What does this say about Paulson, though, whose primary concern is for the welfare of corporate managers rather than anyone else? This reminds me very much of Carly Fiorina who (see blog post below) plainly thinks that being a highly-paid CEO of a billion-dollar company (a job she got fired from) is much harder than being President of the United States.

Even John McCain knows that taxpayer money shouldn't be spent on large executive bonuses for executives who, especially these, who totally failed their companies by greedily ignoring obviously unacceptable risks.
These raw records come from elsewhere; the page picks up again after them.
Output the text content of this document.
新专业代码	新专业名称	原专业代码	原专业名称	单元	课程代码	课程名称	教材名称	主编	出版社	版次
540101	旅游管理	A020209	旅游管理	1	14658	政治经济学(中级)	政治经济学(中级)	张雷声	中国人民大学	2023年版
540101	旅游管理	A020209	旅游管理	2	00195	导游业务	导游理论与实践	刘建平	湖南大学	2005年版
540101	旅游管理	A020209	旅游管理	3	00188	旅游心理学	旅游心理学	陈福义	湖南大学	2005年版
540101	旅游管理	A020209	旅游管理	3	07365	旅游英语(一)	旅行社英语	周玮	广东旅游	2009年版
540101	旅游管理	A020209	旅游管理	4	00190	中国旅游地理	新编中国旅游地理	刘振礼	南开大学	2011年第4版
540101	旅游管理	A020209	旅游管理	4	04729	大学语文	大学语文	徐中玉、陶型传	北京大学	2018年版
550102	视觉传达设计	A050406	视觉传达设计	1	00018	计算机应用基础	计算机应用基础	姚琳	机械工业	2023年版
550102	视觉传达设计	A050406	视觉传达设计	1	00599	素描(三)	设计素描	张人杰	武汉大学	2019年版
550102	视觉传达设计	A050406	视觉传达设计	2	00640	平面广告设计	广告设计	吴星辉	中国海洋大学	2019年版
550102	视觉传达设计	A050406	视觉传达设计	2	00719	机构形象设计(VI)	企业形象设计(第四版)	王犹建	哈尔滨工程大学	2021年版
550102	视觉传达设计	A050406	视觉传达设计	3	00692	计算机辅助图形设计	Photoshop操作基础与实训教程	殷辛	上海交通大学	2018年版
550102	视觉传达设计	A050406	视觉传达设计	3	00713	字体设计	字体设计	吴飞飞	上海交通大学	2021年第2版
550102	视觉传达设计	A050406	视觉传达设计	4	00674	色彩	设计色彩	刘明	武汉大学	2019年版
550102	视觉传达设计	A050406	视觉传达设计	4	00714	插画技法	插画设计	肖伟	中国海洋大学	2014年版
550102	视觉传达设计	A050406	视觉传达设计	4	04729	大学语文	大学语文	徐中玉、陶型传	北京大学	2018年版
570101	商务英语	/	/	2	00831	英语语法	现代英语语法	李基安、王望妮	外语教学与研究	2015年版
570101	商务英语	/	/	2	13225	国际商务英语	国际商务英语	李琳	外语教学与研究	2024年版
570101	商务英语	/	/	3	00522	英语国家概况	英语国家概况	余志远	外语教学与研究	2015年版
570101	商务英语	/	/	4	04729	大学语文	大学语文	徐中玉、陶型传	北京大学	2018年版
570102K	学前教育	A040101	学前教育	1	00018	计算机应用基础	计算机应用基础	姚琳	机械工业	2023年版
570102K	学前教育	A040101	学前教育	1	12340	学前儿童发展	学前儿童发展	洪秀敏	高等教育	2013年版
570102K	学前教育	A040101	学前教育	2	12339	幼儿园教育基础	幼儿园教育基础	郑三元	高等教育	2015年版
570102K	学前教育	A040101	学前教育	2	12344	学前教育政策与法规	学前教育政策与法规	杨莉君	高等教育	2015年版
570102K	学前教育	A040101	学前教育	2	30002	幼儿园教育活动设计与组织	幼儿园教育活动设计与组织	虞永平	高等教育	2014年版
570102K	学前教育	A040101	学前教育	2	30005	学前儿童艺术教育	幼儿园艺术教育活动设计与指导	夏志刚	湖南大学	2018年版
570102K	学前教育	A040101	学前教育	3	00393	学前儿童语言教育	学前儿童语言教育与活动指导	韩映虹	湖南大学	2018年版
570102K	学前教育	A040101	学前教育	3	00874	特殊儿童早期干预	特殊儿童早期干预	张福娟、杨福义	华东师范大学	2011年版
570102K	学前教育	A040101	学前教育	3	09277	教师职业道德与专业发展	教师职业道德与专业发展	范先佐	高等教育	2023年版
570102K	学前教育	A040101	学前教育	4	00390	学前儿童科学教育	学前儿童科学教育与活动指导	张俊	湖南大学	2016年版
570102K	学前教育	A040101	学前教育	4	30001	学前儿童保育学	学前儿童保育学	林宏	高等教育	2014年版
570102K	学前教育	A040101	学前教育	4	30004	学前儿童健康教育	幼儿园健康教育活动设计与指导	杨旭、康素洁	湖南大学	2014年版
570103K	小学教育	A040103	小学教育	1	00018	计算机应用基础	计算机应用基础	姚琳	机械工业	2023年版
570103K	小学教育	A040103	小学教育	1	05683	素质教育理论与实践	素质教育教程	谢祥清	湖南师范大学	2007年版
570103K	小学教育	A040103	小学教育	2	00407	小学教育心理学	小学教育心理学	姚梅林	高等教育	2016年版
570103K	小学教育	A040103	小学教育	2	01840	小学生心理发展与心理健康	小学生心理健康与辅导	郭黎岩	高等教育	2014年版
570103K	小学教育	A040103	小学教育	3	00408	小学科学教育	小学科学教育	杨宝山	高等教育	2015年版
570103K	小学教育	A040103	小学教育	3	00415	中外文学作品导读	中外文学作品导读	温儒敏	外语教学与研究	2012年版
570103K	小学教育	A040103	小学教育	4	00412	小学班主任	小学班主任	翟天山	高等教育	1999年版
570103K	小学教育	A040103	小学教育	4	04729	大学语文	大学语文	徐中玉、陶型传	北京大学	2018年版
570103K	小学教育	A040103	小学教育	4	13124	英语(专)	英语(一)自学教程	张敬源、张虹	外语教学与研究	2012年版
Of course, McCain and other converts to better corporate governance is still hoping that Congress will not wake up tomorrow and realize that we should spend $1 trillion to bailout homeowners rather than investment banks. According to the Pew Research center, total residential mortgage indebtedness stands at about $9 trillion. According to CBSNews, the national default rate on mortgages stands at just over 1.3% (10.3 for each 1,000 homes). Note that that is not a very high default rate, really. In some states it is as high as 3%, others much less. So, for $90 billion, the goverment could pay off all defaulted mortgages. Of course, all the govt has to do, actually, is keep them *current*, not pay off the principal. At a fixed 30/yr rate times 5% interest, the monthly mortgage payments for the entire country woudl are about $48 billion (at 6%, it's $53 billion - you can do this on any mortgage calculator). So the government could, for $1 trillion, pay every mortgage in America for almost two years. Or it could pay half the mortgage payments for four years. Or it could pay the principal of 1/9 of everyone's mortgages. We could be even more creative. The government could spread the $1 trillion evenly to each homeowner (rather than pro rata depending on the size of the mortgage. The math is hard to do on a napkin, but this would mean that houses below the national average price would get a payoff greater than 1/9, and those above less. For many homeowners, this would be huge.

That's how much money, how much of OUR money, the government is about to hand to Wall Street to blow.

Of course, as a progressive, I find all of this a bit mirthful. As Mark Shields said, "there are no libertarians in a financial crisis." Not since the New Deal has the government hurled anything like a trillion dollars around with the express goal of staving off economic downturn. This is a vindication for every progressive who knew, during the last 25 years, that laissez-faire was French for "irresponsibility." I just want to start hearing them admit it publicly. McCain spent his entire adult life pushing for deregulation. Electing him would be the dumbest thing we could do.

1 comment:

Pombat said...

I totally agree that these execs should not be getting big payouts - they failed for pete's sake!

Question though: if you divided that $1 trillion not between homeowners, but between all the renters out there, how big a down-payment towards actually owning their own home would all those renters get?